Балашов Степан Васильевич родился 21.03.1883 в деревне Песочня Maрашанского уезда, Тамбовской губернии, скончался 13.10.1966 в Ленинграде. По паспорту 1911 года числился крестьянином Рязанской губернии, Зарайского уезда, Верхне-Белоомутской волости и села. Русский артист оперы и оперетты, лирический тенор с диапазоном колоратурного сопрано, педагог, заслуженный артист РСФСР, орденоносец (1939). С 10-ти лет воспитывался теткой А. З. Соболевой, урожденной Балашовой, в Москве. По совету Л. В. Собинова пению учился в качестве вольнослушателя при Московской консерватории (с 1903), Морозовский стипендиат, брал уроки пения у Григорьева, Мазетти, позднее обучался у А. Броджи в Италии и, возвратясь в Россию, у З. И. Терьян-Каргановой. В 1908 участвовал в кружке «Комическая опера»; в 1910/11 в московском «Кружке Исторической музыки» («Два скопидома» муз. Гретри, опера В. А. Моцарта «Бастьен и Бастьенна»). В сезоне 1911/12 выступал в московском Театре Миниатюр (в одноактных опереттах Лекока, Оффенбаха, Делиба и сценах из оперы «Травиата» Дж. Верди). В 1912 /13 солист Оперы С. И. Зимина (Индийский гость в «Садко» А. А. Римского-Корсакова, Ленский в «Евгении Онегине» П. И. Чайковского, раненый французский знаменосец в опере «Орел», музыка Нугеса). В конце февраля – начале марта 1913 успешно дебютировал в оперной антрепризе П. Н. Фигнера в Народном доме Санкт-Петербурга, исполнив партию Фауста в одноименной опере Ш. Гуно (с участием Ф. И. Шаляпина в партии Мефистофеля) и с сезона 1913/14 по 1919 был солистом Петоградского Народного дома в оперных антрепризах Н. Фигнера, затем А. Аксарина (с 1915), с сезона 1918/19 преобразованных в Петроградскую Коммунальную оперу. В феврале 1919 успешно дебютировал в Мариинском театре в партии Звездочета оперы «Золотой петушок» Н. А. Римского-Корсакова. Выступал в Мариинском театре (с 1920 – ГАТОБе) и его филиале МАЛЕГОТе до 1931, когда труппу разделили на два самостоятельных театра и по своей загрузке Степан Васильевич был зачислен в состав труппы МАЛЕГОТа.

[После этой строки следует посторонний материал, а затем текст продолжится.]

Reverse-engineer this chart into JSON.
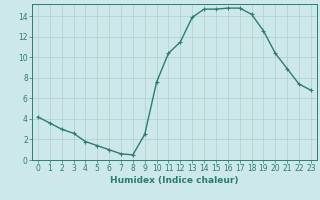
{
  "x": [
    0,
    1,
    2,
    3,
    4,
    5,
    6,
    7,
    8,
    9,
    10,
    11,
    12,
    13,
    14,
    15,
    16,
    17,
    18,
    19,
    20,
    21,
    22,
    23
  ],
  "y": [
    4.2,
    3.6,
    3.0,
    2.6,
    1.8,
    1.4,
    1.0,
    0.6,
    0.5,
    2.5,
    7.6,
    10.4,
    11.5,
    13.9,
    14.7,
    14.7,
    14.8,
    14.8,
    14.2,
    12.6,
    10.4,
    8.9,
    7.4,
    6.8
  ],
  "line_color": "#2d7d6e",
  "marker": "+",
  "marker_size": 3,
  "bg_color": "#cce8e8",
  "grid_major_color": "#b8d4d4",
  "grid_minor_color": "#d4e8e8",
  "xlabel": "Humidex (Indice chaleur)",
  "xlim": [
    -0.5,
    23.5
  ],
  "ylim": [
    0,
    15.2
  ],
  "yticks": [
    0,
    2,
    4,
    6,
    8,
    10,
    12,
    14
  ],
  "xticks": [
    0,
    1,
    2,
    3,
    4,
    5,
    6,
    7,
    8,
    9,
    10,
    11,
    12,
    13,
    14,
    15,
    16,
    17,
    18,
    19,
    20,
    21,
    22,
    23
  ],
  "xlabel_fontsize": 6.5,
  "tick_fontsize": 5.5,
  "line_width": 1.0
}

Великолепное вокальное мастерство при большом голосовом диапазоне, музыкальность, хорошая дикция, мягкий от природы, но где необходимо мужественный (не слащавый) голос – необычайно легкий и летучий (это качество голоса ученые назвали «полетностью»), юношеская подвижность при интересной наружности, жизнерадостность, уменье найти характерность давали С. В. Балашову возможность исполнять роли личного плана и характера как в операх, так и в опереттах. Высокий лирический тенор с диапазоном колоратурного сопрано (редиез, ми-бемоль третьей октавы), талантливый актер, которому удавались партии лирического плана, характерные, роли молодых простаков и даже комические, внешняя легкость исполнения была у Степана Васильевича результатом большой творческой работы. Он много учился пению и в России, и за границей, и не прекращал вокальных «поисков» до последних дней своего пребывания на сцене. «Балашов – один из редких артистов, обладающий даром сценического перевоплощения. Актерскими средствами, выразительностью пения он всегда индивидуально выпукло рисует характер исполняемой им роли». Его репертуар включал свыше 65 партий.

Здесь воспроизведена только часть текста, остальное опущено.